Do the same people who overwhelmingly supported these credits have the political will to go back and cut them?
A new proposal announced by state Senate Democrats would use savings generated by eliminating “ineffective tax loopholes” to pay for the college tuition of Michigan students. However, these same “ineffective tax loopholes” for particular businesses include ones that the Michigan Senate Democrats have overwhelmingly voted for over the past several years.
Robert McCann, spokesman for Sen. Gretchen Whitmer, D-East Lansing, said the plan was to shave off just 5 percent of the $35 billion in tax credits the state gives out.
McCann said under the plan any new tax credit would be limited to four years and there would also be a review done by an “independent review panel” to see if the tax credits were effective and producing jobs.

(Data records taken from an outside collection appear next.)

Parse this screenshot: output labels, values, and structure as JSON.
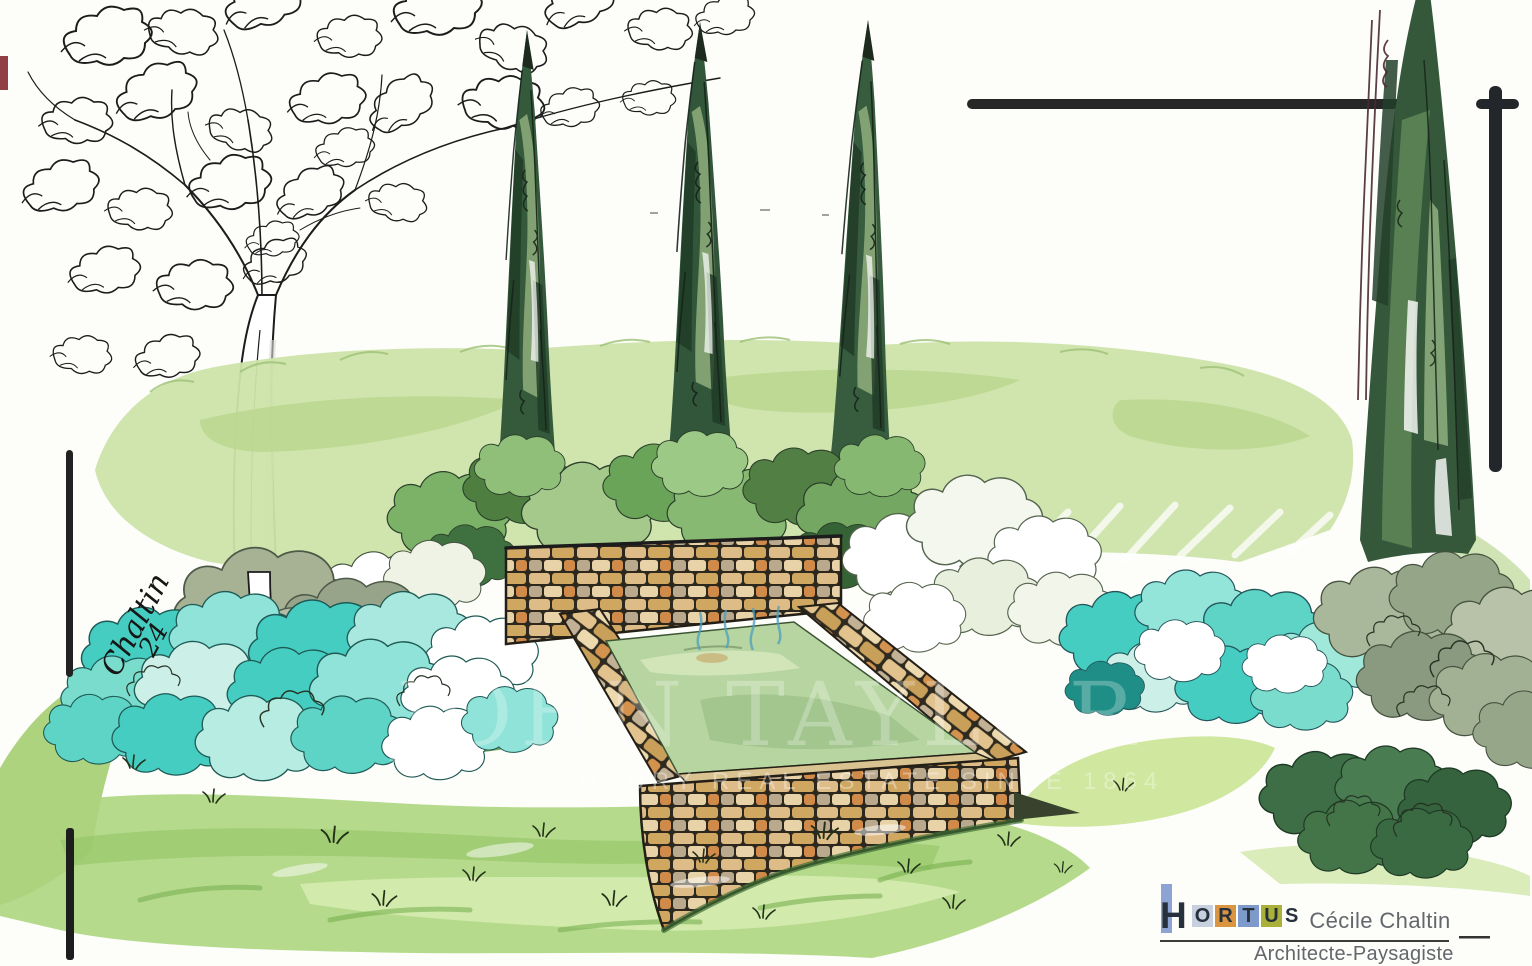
{
  "artwork": {
    "signature": {
      "name": "Chaltin",
      "year": "24"
    }
  },
  "watermark": {
    "title": "JOHN TAYLOR",
    "tagline": "LUXURY REAL ESTATE SINCE 1864"
  },
  "logo": {
    "brand_letters": [
      "H",
      "O",
      "R",
      "T",
      "U",
      "S"
    ],
    "name": "Cécile Chaltin",
    "title": "Architecte-Paysagiste",
    "colors": {
      "h_bar": "#8CA3D4",
      "o_square": "#c7d0de",
      "r_square": "#d9953f",
      "t_square": "#7e9aca",
      "u_square": "#a9b138",
      "letter": "#27313c",
      "text": "#63676c"
    }
  },
  "palette": {
    "ink": "#1c1c1c",
    "cypress_dark": "#2c4a31",
    "turquoise": "#45cdc1",
    "stone_tan": "#ddbb84",
    "grass_green": "#b5da8c",
    "pool_water": "#b7d5a0"
  }
}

At about $9,575 per student, the program would cost an estimated $1.8 billion per year.
However, many of the tax credits that would have to be slashed were supported by the Senate Democratic caucus.
For example, during Sen. Whitmer’s tenure in the state Senate and House there have been 556 roll-call votes listed in the MichiganVotes.org “economic development” category, which includes most programs involving special tax breaks and subsidies for particular developers, companies or industries.
“Scanning that list, it’s hard to find a single ‘no’ vote by Sen. Whitmer on a substantive bill involving corporate welfare programs,” said Jack McHugh, senior legislative policy analyst at the Mackinac Center for Public Policy.
For example, Democrats voted unanimously in the Senate to support the state's film subsidy program.
Whitmer also voted ‘no’ on Senate Bill 773 in 2009, an effort by then Sen. Nancy Cassis, R-Novi, to cap the state’s MEGA program, then considered the "flagship" among the corporate welfare programs the Democrats’ 20/20 plan is now looking to cut.
Do those who overwhelmingly supported these tax credits now have the political will to go back and cut them?
“That remains to be seen,” McCann said.
The Senate Democrats' plan starts out by saying, “Over the past decade, governmental belt-tightening has come only via state employees, who have given back over $500 million in concessions.” According to the Michigan Department of Civil Service, the state spent $3.9 billion on employee pay and benefits in 2001 and $4.7 billion in 2008. That’s an $800 million increase despite there being an 18 percent drop in the state work force over the same period.